Hal ini ditujukan agar peserta didik tidak hanya mampu mengakses beragam perspektif dan informasi yang berbeda-beda, namun juga mampu mengembangkan pikirannya sehingga ia dapat menjelma menjadi pribadi yang toleran terhadap perbedaan dan mampu berkolaborasi dalam perbedaan tersebut.
Tantangannya, seperti yang kita ketahui bersama, Indonesia saat ini tengah digempur oleh berbagai kepentingan sektoral di tingkat elit serta potensi radikalisme dan intoleransi yang kian menguat dalam diri sebagian kelompok.
Hal ini bukan hanya berpotensi mengarahkan pendidikan menjadi mekanisme untuk melakukan hegemonisasi, melainkan juga menjadikan pendidikan sebagai sarana untuk membentuk segregasi sosial yang lebih parah lagi di masa depan.

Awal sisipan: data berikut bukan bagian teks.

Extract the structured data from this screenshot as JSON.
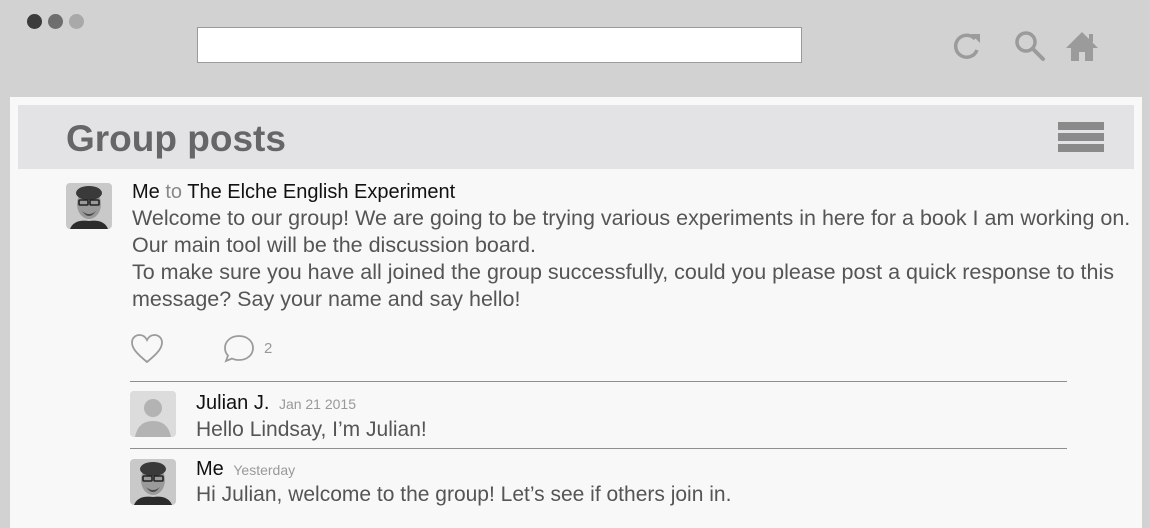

Bolanya ada di tangan kita sebagai masyarakat dan pemerintah. Sebagai masyarakat, kita harus memutuskan generasi seperti apa yang ingin kita bentuk melalui proses pendidikan untuk meneruskan tongkat estafet kepemimpinan nasional.
Dari sisi pemerintah, sudah saatnya pembahasan mengenai pendidikan dibawa ke ranah yang lebih filosofis agar kita tidak hanya disibukkan dengan teknikalitas yang bersifat jangka pendek, melainkan juga mampu menyudahi polemik kebijakan pendidikan yang senantiasa penuh kisruh.

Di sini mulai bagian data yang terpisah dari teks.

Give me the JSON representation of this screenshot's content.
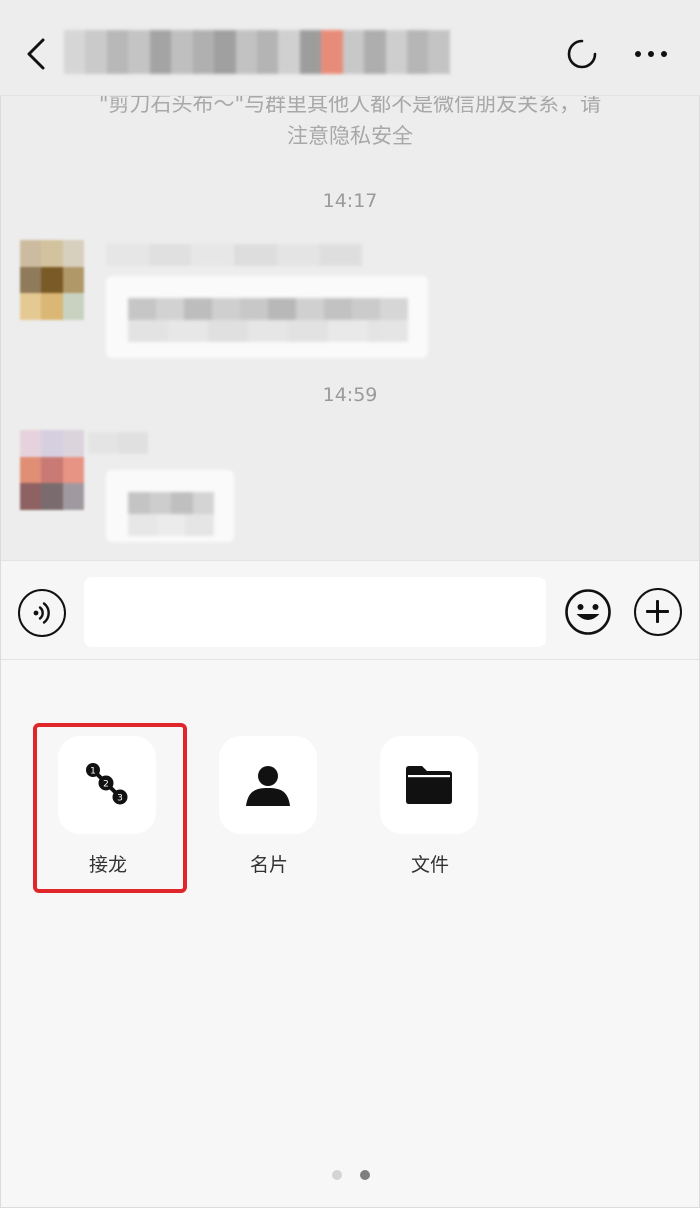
{
  "header": {
    "title_blur_colors": [
      "#d6d6d6",
      "#cacaca",
      "#b8b8b8",
      "#c4c4c4",
      "#a4a4a4",
      "#bfbfbf",
      "#b0b0b0",
      "#a0a0a0",
      "#c2c2c2",
      "#b4b4b4",
      "#d0d0d0",
      "#9d9d9d",
      "#e88c7a",
      "#c8c8c8",
      "#aeaeae",
      "#cecece",
      "#b6b6b6",
      "#c4c4c4"
    ],
    "back_icon": "chevron-left-icon",
    "loading_icon": "loading-spinner-icon",
    "more_icon": "more-dots-icon"
  },
  "chat": {
    "notice_line1": "\"剪刀石头布～\"与群里其他人都不是微信朋友关系，请",
    "notice_line2": "注意隐私安全",
    "time1": "14:17",
    "time2": "14:59"
  },
  "input_bar": {
    "voice_icon": "voice-icon",
    "emoji_icon": "emoji-icon",
    "plus_icon": "plus-circle-icon",
    "placeholder": ""
  },
  "panel": {
    "tools": [
      {
        "label": "接龙",
        "icon": "solitaire-icon"
      },
      {
        "label": "名片",
        "icon": "contact-card-icon"
      },
      {
        "label": "文件",
        "icon": "folder-icon"
      }
    ],
    "highlight_color": "#e0262b",
    "page_count": 2,
    "active_page": 2
  }
}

Apapun hasilnya, sepertinya kita harus duduk bersama terlebih dahulu. Berhubung saat ini kita tengah berada dalam fase transisi dan adaptasi menuju sistem pendidikan daring, tidak ada salahnya untuk memanfaatkan momentum yang ada untuk sekalian merenungkan hal-hal mendasar ini.
Referensi
Al Arifin, A. H. "Implementasi Pendidikan Multikultural dalam Praksis Pendidikan di Indonesia" Jurnal Pembangunan Pendidikan: Fondasi dan Aplikasi, Vol. 1, No. 1 (Juni, 2012) 72 - 82.
Hardiyanti, Y. (2011). Filsafat dan Filsafat Pendidikan. Makassar: Program Pascasarjana Universitas Hasanuddin.
Priyanto, D. "Implikasi Aliran Filsafat Pragmatisme terhadap Praksis Pendidikan" JPII, Vol. 1, No. 2 (April, 2017) 177 - 191.